Je m’étais encore engagé dans un projet compliqué. Heureusement, je me savais bien secondé par ceux que j’avais impérativement invités : Ismaël et Nadina. « Ne me laissez pas seul », leur ai-je déclaré. « J’ai besoin d’interventions éclairées dans la salle, qui sauront recadrer les chemins où je ne manquerai peut-être pas de m’embourber. »
Il n’y a pas de bon orateur. Tout est dans la relation avec ceux qui l’écoutent. Ceux qui m’écoutaient avaient bien saisi mon propos de chercher les clés ouvrant sur l’histoire en train de s’effectuer. Loin de me poser des questions que je craignais difficiles, sans réponses précises et donnant à brasser de la confusion, ils furent les premiers à frayer le chemin.
Bien sûr, pour corser j’ai dû faire mon intervention en anglais. « Tu as bien fait de ne pas employer un programme de présentation », m’a dit Sharif.
Je ne me sers jamais de ces terribles outils à immobiliser la pensée. Même écrite, car j’avais écrit mon intervention (disponible en format portable), la langue demeure une musique.
Il devient difficile de s’installer en plein air. Le froid a pris ses quartiers. Il arrive tardivement cette année. C’est un froid rigoureux qui sent la neige. Il est revivifiant.
Le soleil lui-même semble glacé, qui traverse à peine des nuages blancs et filandreux que le vent effile. Il ne les disperse pas, mais les tasserait plutôt au contraire. Je ne sais pourquoi je sors par un temps pareil, me glaçant les doigts à noter des bulletins météorologiques. Il faut croire que j’aime ça. Le soleil réchauffe malgré tout.
Nombreux parmi mes amis n’ont pas vu et m’ont critiqué de considérer la situation déterminante des grands territoires de l’Asie Centrale. Ils les jugeaient négligeables par leur faible population et leur peu de richesse. Oui, mais ils occupent le centre, la croisée des chemins. Timour Lang l’avait bien compris.

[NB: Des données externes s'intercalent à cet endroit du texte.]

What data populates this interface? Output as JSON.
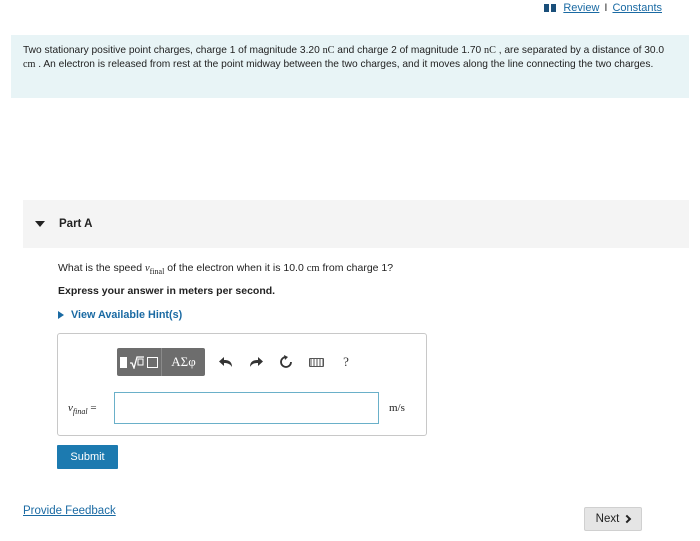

Il est bon qu’un centre demeure un peu vide. Un centre trop plein s’étouffe.
La ville était merveilleuse de bon matin, noyée sous la brume au-dessus de laquelle flottaient quelques éminences ; et les odeurs, les merveilleuses odeurs de terre humide et de végétation.

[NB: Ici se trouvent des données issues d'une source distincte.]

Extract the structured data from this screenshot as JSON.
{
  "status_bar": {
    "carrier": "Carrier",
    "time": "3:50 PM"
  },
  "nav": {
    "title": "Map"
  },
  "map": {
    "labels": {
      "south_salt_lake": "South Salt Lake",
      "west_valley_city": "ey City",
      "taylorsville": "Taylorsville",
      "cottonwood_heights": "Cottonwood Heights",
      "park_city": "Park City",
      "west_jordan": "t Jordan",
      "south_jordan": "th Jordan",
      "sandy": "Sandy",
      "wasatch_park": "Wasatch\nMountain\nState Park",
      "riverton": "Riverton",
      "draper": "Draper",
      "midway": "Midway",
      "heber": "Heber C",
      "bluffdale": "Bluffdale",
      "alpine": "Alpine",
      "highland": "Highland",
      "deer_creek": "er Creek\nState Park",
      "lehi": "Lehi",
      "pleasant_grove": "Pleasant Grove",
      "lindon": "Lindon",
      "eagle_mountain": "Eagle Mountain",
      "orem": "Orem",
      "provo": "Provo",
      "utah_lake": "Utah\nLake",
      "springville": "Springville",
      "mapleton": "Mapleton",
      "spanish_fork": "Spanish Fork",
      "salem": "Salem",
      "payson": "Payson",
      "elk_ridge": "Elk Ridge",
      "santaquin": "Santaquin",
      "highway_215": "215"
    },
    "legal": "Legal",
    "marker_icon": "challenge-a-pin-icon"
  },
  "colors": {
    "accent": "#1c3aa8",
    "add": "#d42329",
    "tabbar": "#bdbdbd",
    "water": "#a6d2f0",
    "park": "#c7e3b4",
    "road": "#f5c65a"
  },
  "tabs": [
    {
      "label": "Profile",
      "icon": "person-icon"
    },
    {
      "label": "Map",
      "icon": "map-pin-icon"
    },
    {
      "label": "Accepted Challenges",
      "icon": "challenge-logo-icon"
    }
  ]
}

Il avait fait très froid dans la nuit à cause du vent violent, puis il était tombé, et la couverture brumeuse nous avait réchauffés. Au lever du jour, l’heure généralement la plus froide, la température n’était plus guère au-dessous de zéro.
Je suis sorti prendre un café près du lac gelé. Le vent léger, comme ces derniers jours, entasse plutôt les nuages transparents qu’il ne les chasse. Le pâle soleil réchauffe cependant.
Le projet envisagé cet été de produire des missiles à Dirac, a été mis en œuvre et a déjà été réalisé. « Ce n’est pas très difficile à produire », m’a confié Sariana, qui en avait été l’une des premières chevilles-ouvrières. La République de Dirac est parvenue sans peine à en vendre quelques-uns à la Fédération de Russie. L’intérêt pour elle était de les tester en situation de conflit.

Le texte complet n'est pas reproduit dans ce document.